The 1918 flu pandemic is considered to be the deadliest strain of influenza in history. According to the Centers for Disease Control and Prevention, the strain killed approximately 50 million people worldwide. It is estimated to have killed more or equal to the number of World War I casualties, depending on the source. It was labeled the “Spanish Flu” because the story first broke headlines in Madrid news media.
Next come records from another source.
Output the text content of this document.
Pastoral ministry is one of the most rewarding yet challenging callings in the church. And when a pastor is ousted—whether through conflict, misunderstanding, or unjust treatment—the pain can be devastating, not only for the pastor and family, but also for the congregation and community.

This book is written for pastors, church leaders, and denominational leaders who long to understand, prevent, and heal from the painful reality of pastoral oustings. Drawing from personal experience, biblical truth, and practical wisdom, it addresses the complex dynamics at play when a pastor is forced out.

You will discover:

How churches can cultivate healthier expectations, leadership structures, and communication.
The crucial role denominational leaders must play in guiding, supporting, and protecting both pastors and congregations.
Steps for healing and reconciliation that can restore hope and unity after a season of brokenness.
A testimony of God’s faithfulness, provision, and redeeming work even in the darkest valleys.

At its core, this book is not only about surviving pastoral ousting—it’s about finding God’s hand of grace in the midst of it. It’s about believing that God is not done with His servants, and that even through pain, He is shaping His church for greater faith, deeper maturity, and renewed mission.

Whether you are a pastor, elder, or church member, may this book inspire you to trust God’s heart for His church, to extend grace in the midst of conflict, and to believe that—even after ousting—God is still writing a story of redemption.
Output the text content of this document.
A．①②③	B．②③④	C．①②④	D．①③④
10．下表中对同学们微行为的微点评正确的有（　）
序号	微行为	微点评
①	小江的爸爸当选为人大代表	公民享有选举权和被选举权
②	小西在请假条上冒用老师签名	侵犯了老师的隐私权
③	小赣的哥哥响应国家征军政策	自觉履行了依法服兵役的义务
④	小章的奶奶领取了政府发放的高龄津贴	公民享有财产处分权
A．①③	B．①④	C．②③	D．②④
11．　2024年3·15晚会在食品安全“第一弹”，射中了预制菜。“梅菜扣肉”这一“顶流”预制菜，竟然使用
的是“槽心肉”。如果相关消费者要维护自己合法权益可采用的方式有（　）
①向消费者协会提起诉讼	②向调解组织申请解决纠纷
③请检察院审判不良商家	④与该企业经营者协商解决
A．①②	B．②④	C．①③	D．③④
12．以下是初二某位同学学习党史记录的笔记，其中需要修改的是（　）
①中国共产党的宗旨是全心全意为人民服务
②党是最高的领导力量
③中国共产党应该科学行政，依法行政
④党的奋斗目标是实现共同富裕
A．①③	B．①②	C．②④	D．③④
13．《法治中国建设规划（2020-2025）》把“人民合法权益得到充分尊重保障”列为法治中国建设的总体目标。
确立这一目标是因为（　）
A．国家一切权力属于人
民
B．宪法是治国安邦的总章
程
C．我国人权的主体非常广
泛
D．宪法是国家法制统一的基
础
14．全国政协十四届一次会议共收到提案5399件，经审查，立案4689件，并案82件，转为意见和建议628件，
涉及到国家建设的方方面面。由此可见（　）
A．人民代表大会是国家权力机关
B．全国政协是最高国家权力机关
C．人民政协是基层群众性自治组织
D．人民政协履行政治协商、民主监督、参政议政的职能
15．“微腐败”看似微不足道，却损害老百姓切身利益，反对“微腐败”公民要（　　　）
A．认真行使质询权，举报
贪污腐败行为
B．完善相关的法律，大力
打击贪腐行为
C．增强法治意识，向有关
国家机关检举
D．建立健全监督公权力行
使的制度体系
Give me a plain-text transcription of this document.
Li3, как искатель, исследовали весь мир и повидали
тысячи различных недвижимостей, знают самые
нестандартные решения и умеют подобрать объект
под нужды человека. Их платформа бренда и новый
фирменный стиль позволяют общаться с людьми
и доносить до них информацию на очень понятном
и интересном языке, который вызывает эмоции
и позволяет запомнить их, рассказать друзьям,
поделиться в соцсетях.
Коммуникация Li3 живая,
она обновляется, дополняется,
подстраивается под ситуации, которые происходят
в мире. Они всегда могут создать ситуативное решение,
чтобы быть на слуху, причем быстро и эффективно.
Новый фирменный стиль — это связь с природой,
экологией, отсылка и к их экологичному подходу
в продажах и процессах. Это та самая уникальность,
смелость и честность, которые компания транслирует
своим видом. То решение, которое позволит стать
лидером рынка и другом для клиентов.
However, the 1918 flu did not originate from Spain.
Hubbs said going back into her family history helped her understand how to deal with the current pandemic.
“The way that you find strength is you look to these other stories and you find it in the people that have come before because you’ve come from a long line of people who have weathered these things in order for you to be here,” Hubbs said.
Hubbs found comfort in looking to her ancestors for guidance during her own pandemic. Hubbs’ mother was sick at the beginning of the pandemic in 2019. Hubbs said she prayed for her mother and envisioned talking to her grandmother.
“I was thinking about pandemics and I’m thinking about all of the things that she had been through and she was such a big role model in my life, and she was just so strong,” Hubbs said.
Hubbs’ mother survived and she wanted to commemorate her mother and the mothers before her through the PandemiDiarios project.
To reinforce the symbolism of motherhood, Hubbs inserted pictures of saguaro blossoms into the tapestry of images. Saguaro’s take many years to grow and the blossoms usually grow under a nurse plant. She said mothers are like those nurse plants, helping the young bud grow. Hubbs said she also wanted to incorporate the blossoms to remind herself of the old saguaros who have probably watched her family evolve over the past 130 years in the Sonoran Desert.
“I think we kind of felt adrift in this pandemic experience and it felt really good to feel that there was continuity with something, with people, with a place,” Hubbs said.